MacNeil’s next WeatherTech Championship outing will be the Sahlen’s Six Hours of The Glen where he will again be rejoined by Campbell and Mathieu Jaminet in Proton’s U.S.-based Porsche.
The team’s full driver lineup for Le Mans has yet to be announced.
WeatherTech Racing Undecided on GTD Pro, GTD for 2022
MacNeil said he’s currently undecided on whether to continue in the all-pro ranks in the WeatherTech Championship next year, which will be known as GTD Pro with GT3-based machinery, or to move back to the Pro-Am-enforced GTD class.
“The concern about this new class is the BoP,” he said.”In GTD Pro and GTD, the cars will be the same. It’s difficult for me to say at the moment which I will choose because the BoP will be the same in both.

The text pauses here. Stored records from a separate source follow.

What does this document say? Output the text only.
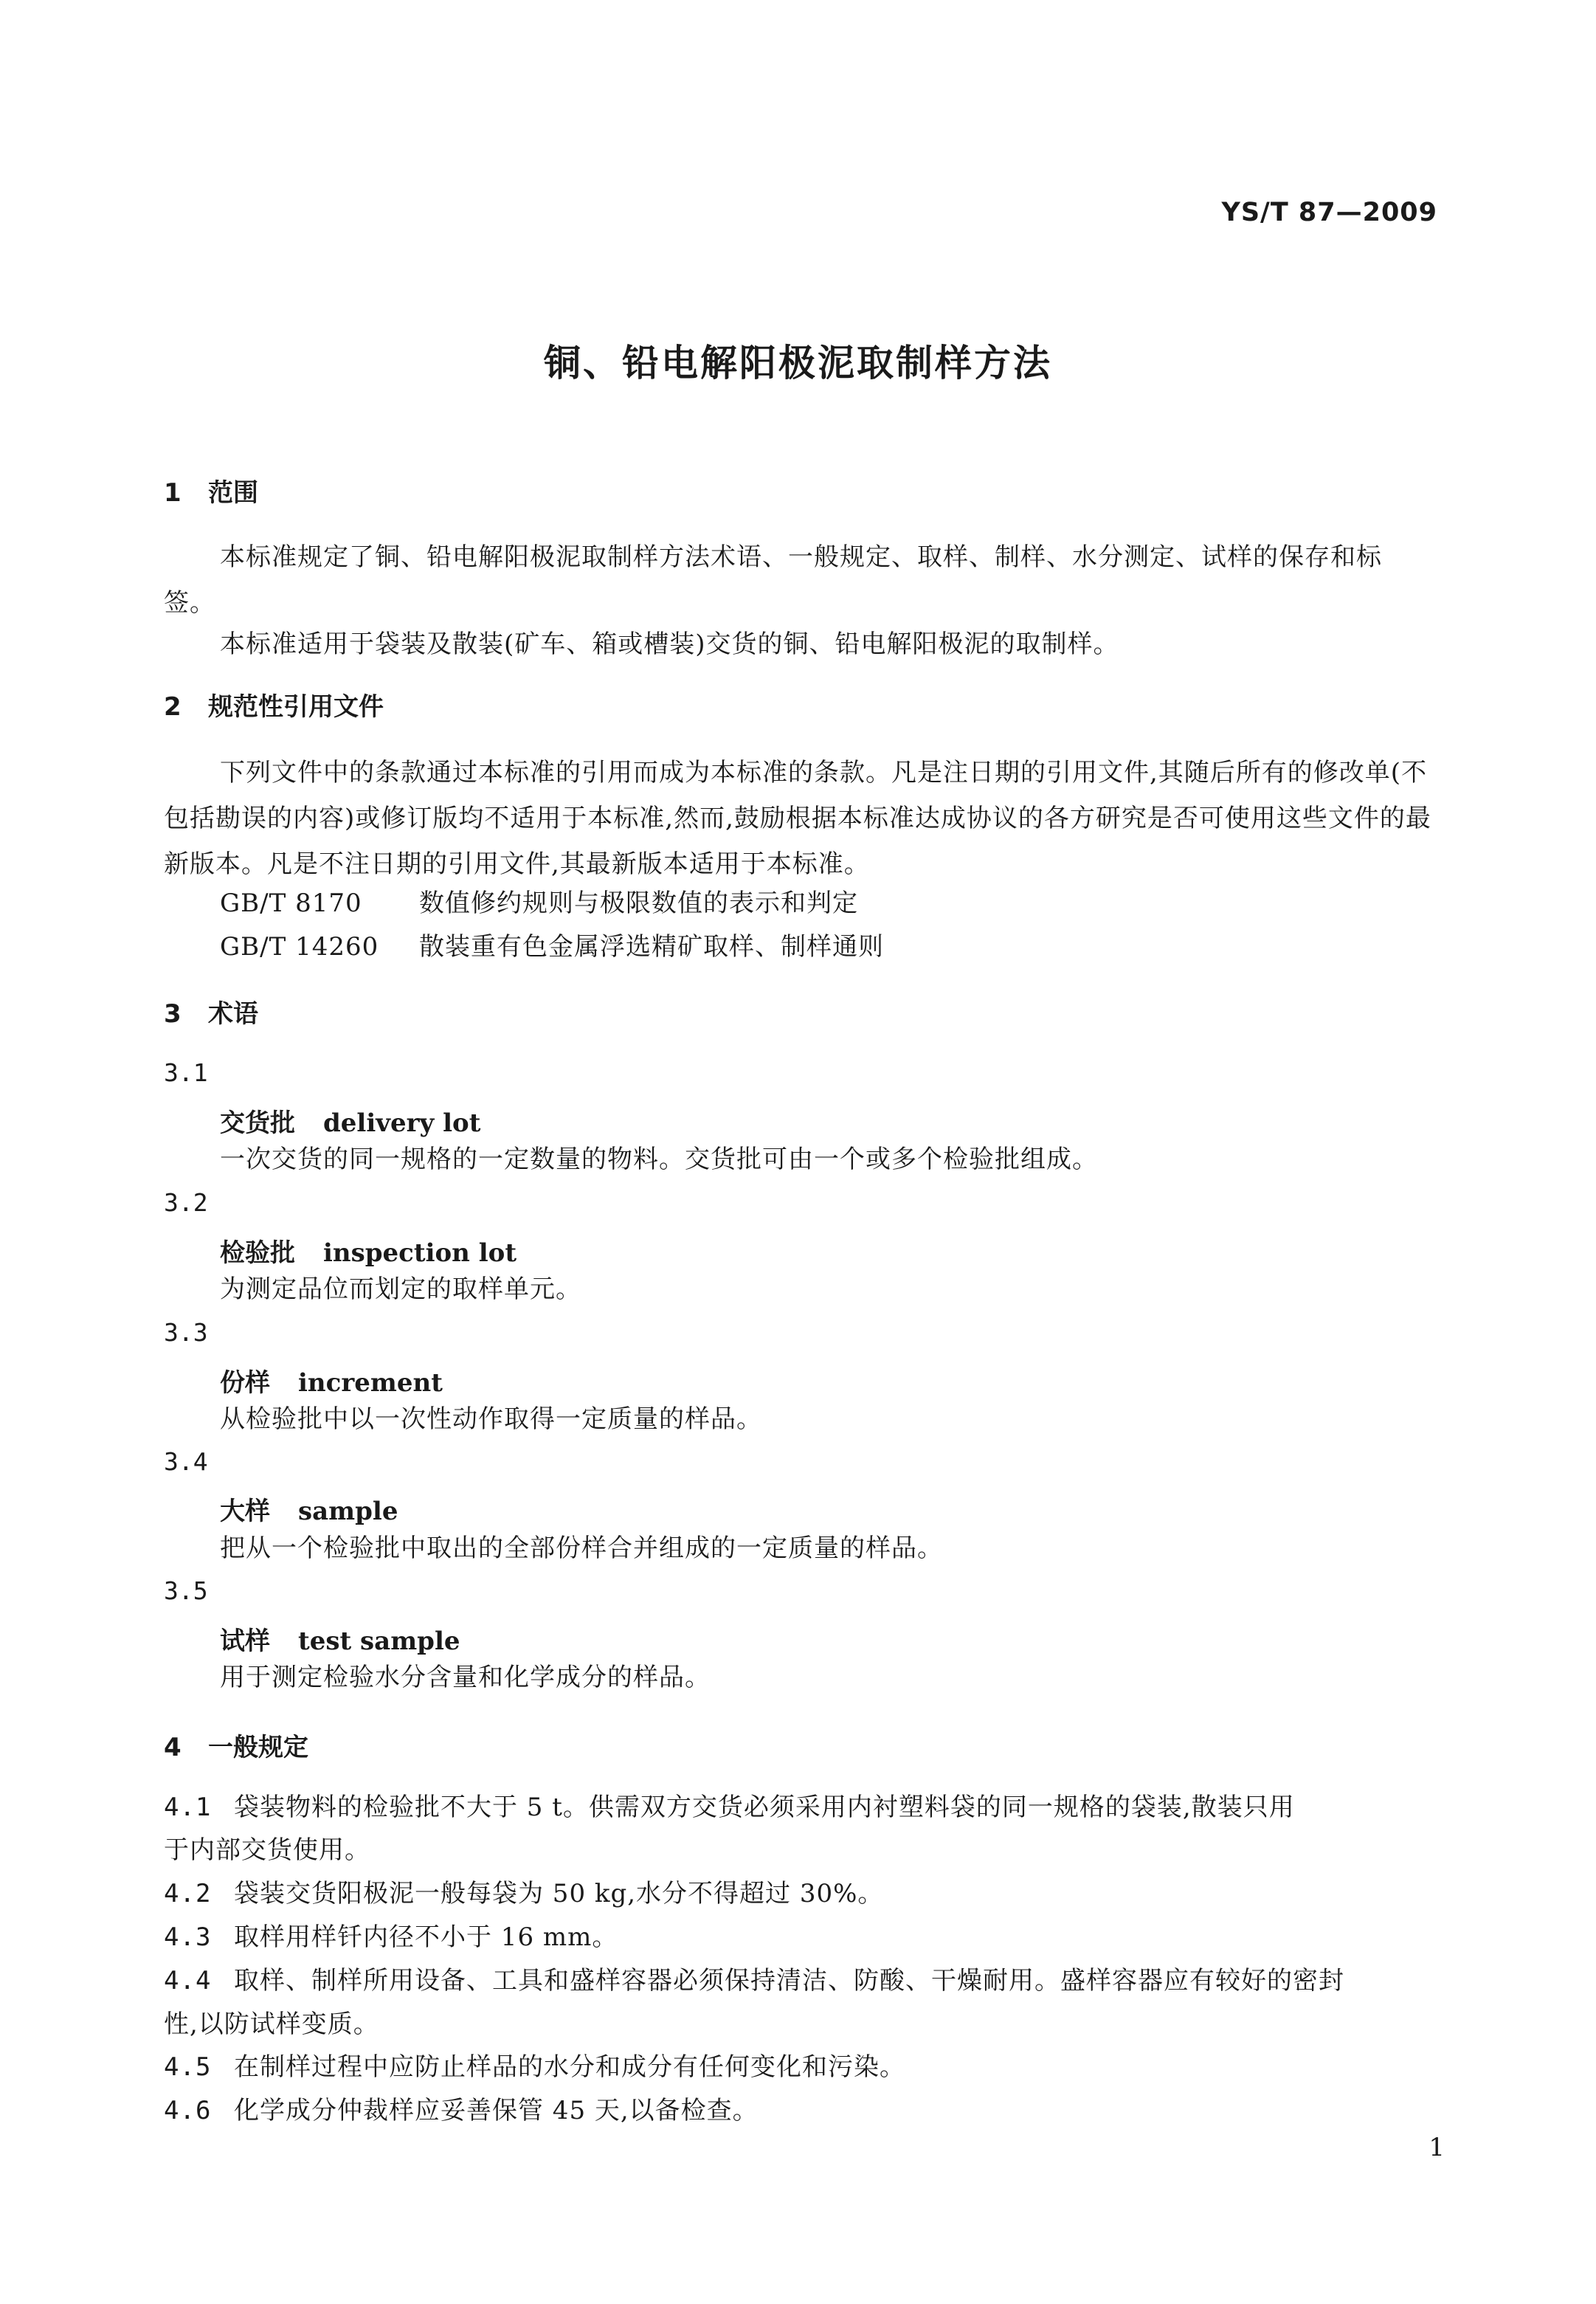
YS/T 87—2009
铜、铅电解阳极泥取制样方法
1 范围
本标准规定了铜、铅电解阳极泥取制样方法术语、一般规定、取样、制样、水分测定、试样的保存和标签。
本标准适用于袋装及散装(矿车、箱或槽装)交货的铜、铅电解阳极泥的取制样。
2 规范性引用文件
下列文件中的条款通过本标准的引用而成为本标准的条款。凡是注日期的引用文件,其随后所有的修改单(不包括勘误的内容)或修订版均不适用于本标准,然而,鼓励根据本标准达成协议的各方研究是否可使用这些文件的最新版本。凡是不注日期的引用文件,其最新版本适用于本标准。
GB/T 8170 数值修约规则与极限数值的表示和判定
GB/T 14260 散装重有色金属浮选精矿取样、制样通则
3 术语
3.1
交货批 delivery lot
一次交货的同一规格的一定数量的物料。交货批可由一个或多个检验批组成。
3.2
检验批 inspection lot
为测定品位而划定的取样单元。
3.3
份样 increment
从检验批中以一次性动作取得一定质量的样品。
3.4
大样 sample
把从一个检验批中取出的全部份样合并组成的一定质量的样品。
3.5
试样 test sample
用于测定检验水分含量和化学成分的样品。
4 一般规定
4.1 袋装物料的检验批不大于 5 t。供需双方交货必须采用内衬塑料袋的同一规格的袋装,散装只用
于内部交货使用。
4.2 袋装交货阳极泥一般每袋为 50 kg,水分不得超过 30%。
4.3 取样用样钎内径不小于 16 mm。
4.4 取样、制样所用设备、工具和盛样容器必须保持清洁、防酸、干燥耐用。盛样容器应有较好的密封
性,以防试样变质。
4.5 在制样过程中应防止样品的水分和成分有任何变化和污染。
4.6 化学成分仲裁样应妥善保管 45 天,以备检查。
1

“If we had a better BoP in Pro, I would go for this category. For the moment, I’m thinking more about GTD [in general].
“It would be nice to be part of [GTD Pro], in the construction of a new GTD platform. I’m just sad to see the GTLMs disappear because the Porsche RSR is an incredible car to drive.
“So not being able to have them in IMSA anymore is a real shame but I think GT3 is the direction that the motorsport world is going to take.
“We will soon be able to race GT3s all over the world. This is the future.”